Welche konkreten Folgen diese Ausgrenzungspolitik für einzelne Frauen hatte, zeigen wir auf den weiteren Tafeln: zunächst anhand der Verfolgung von Jugendlichen als „Asoziale“ und dem für sie geschaffenen Jugendkonzentrationslager „Uckermark“ (P 9 und 10). In der Nachbarschaft des Frauen-KZ Ravensbrück gelegen, wurden dort rund 1.200 junge Frauen und Mädchen eingesperrt, die als „unerziehbar“ galten. Ihr Alltag war geprägt von Angst, Gewalt, Drill, Hunger, Kälte und Schikane. Alle mussten sie Zwangsarbeit verrichten, zehn bis zwölf Stunden täglich. „Ich hab nur geweint die ersten Tage, aber das waren meine letzten Tränen“, so übertiteln wir die Lebensgeschichte von Käthe A., die in eben diesem Jugend-KZ Uckermark zwei Jahre
Häftling war (P 11).
Auf zwei Tafeln gehen wir auf die Überlebensbedingungen der als „asozial“ kategorisierten Häftlinge im Frauen-KZ Ravensbrück selbst ein und präsentieren die Lebensgeschichte einer Österreicherin (P 12 und 13). Geschätzte 5.000 Frauen waren in Ravensbrück als „Asoziale“ inhaftiert. Diese Kennzeichnung bedeutete im KZ eine niedrige Stellung in der Häftlingshierarchie und damit zumeist schwerere und schmutzigere Arbeiten und insgesamt verminderte Überlebenschancen.
Schließlich zeigen wir anhand der Debatte um die Anerkennung als NS-Opfer sowie anhand eines Gerichtsverfahrens die anhaltenden Ausgrenzungen im Nachkriegsösterreich auf (P 14). Erst 1995 anerkannte der neu geschaffene Nationalfonds der Republik Österreich für Opfer des Nationalsozialismus die als „asozial“ Stigmatisierten als Opfer (mit den weiteren bis dahin nicht berücksichtigten Opfergruppen, unter ihnen jene der „Kriminellen“ oder „Homosexuellen“).

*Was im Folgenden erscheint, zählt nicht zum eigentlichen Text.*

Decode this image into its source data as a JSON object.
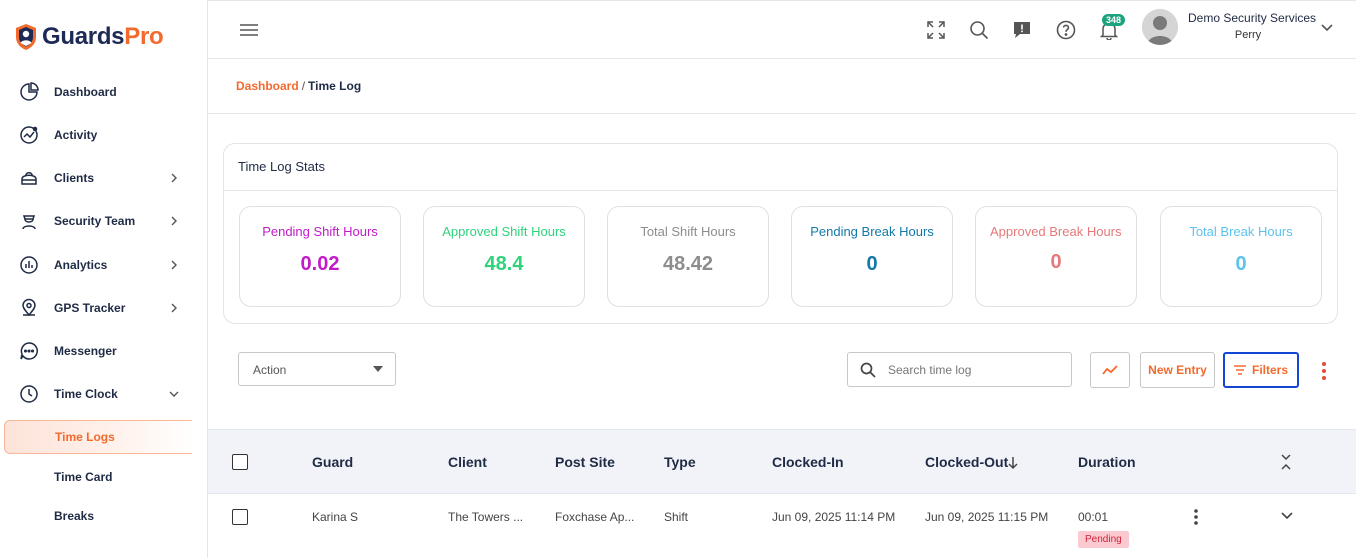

Das Opferfürsorgegesetz war zu diesem Schritt erst im Jahre 2005 bereit.
Warum der Fokus auf Frauen?
Über weibliche Geschichte ― auch im Kontext Konzentrationslager ― ist das Wissen nach wie vor geringer als über die männlichen (normativ gesetzten) Erfahrungswelten. Das gilt besonders für lange Zeit generell vernachlässigte/tabuisierte Häftlingsgruppen wie eben diejenige der „Asozialen“, aber auch die sogenannten Kriminellen oder die aufgrund ihrer Homosexualität Verfolgten.

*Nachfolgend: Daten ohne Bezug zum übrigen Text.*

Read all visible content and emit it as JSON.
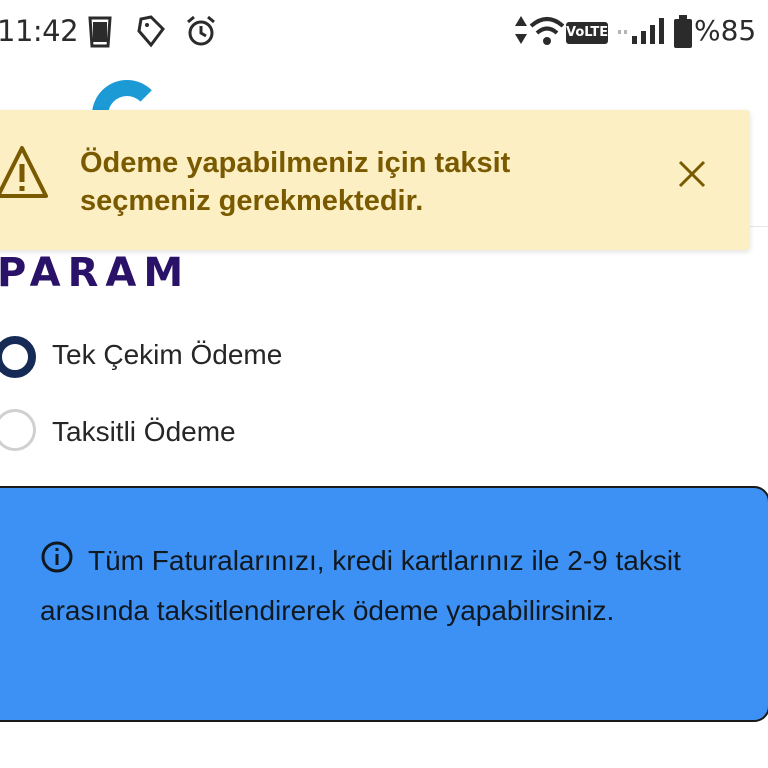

Aufzeigen von Kontinuitäten
In dieser Ausstellung ist uns das Aufzeigen von Parallelen und Kontinuitäten der Ausgrenzung ein großes Anliegen. Stigmatisierung und Disziplinierung haben eine jahrhundertealte Geschichte, die in der Radikalisierung durch den Nationalsozialismus ihren Höhepunkt, nicht aber ihren Endpunkt fand. Das möchten wir mit der Ausstellung vermitteln.

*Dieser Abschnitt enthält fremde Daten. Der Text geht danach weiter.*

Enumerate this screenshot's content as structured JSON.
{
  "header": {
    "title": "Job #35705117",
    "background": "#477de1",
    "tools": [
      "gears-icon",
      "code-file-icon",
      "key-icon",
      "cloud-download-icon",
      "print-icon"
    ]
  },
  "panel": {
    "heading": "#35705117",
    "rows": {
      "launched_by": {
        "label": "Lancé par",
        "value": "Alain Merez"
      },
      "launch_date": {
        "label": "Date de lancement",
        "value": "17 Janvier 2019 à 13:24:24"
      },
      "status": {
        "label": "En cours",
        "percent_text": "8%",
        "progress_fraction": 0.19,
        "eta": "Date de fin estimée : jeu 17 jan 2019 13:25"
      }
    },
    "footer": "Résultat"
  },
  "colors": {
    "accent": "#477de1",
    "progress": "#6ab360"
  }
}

Überschriften und Reihung der Ausstellungstafeln:
- P 0 Titelposter
- P 0 Einleitung
- P 1 „Vom Wesen her ‚asozial‘“ – Begriffsbestimmungen
- P 2 „Wer nicht arbeiten will, der soll nicht essen“
- P 3 „Liederlicher Lebenswandel“ – Zuschreibungen an Frauen
- P 4 Zwangssterilisation als ultimative Maßnahme gegen „Asozialität“
- P 5 Rechtliche Grundlagen der Verfolgung von „Asozialen“
- P 6 Asozialenkommissionen: eine österreichische Besonderheit
- P 7 Verfolgung von Jugendlichen
- P 8 Das Jugendkonzentrationslager Uckermark
- P 9 „Ich hab nur geweint die ersten Tage, aber das waren meine letzten Tränen“ (Käthe A., Häftling im Jugend-KZ Uckermark)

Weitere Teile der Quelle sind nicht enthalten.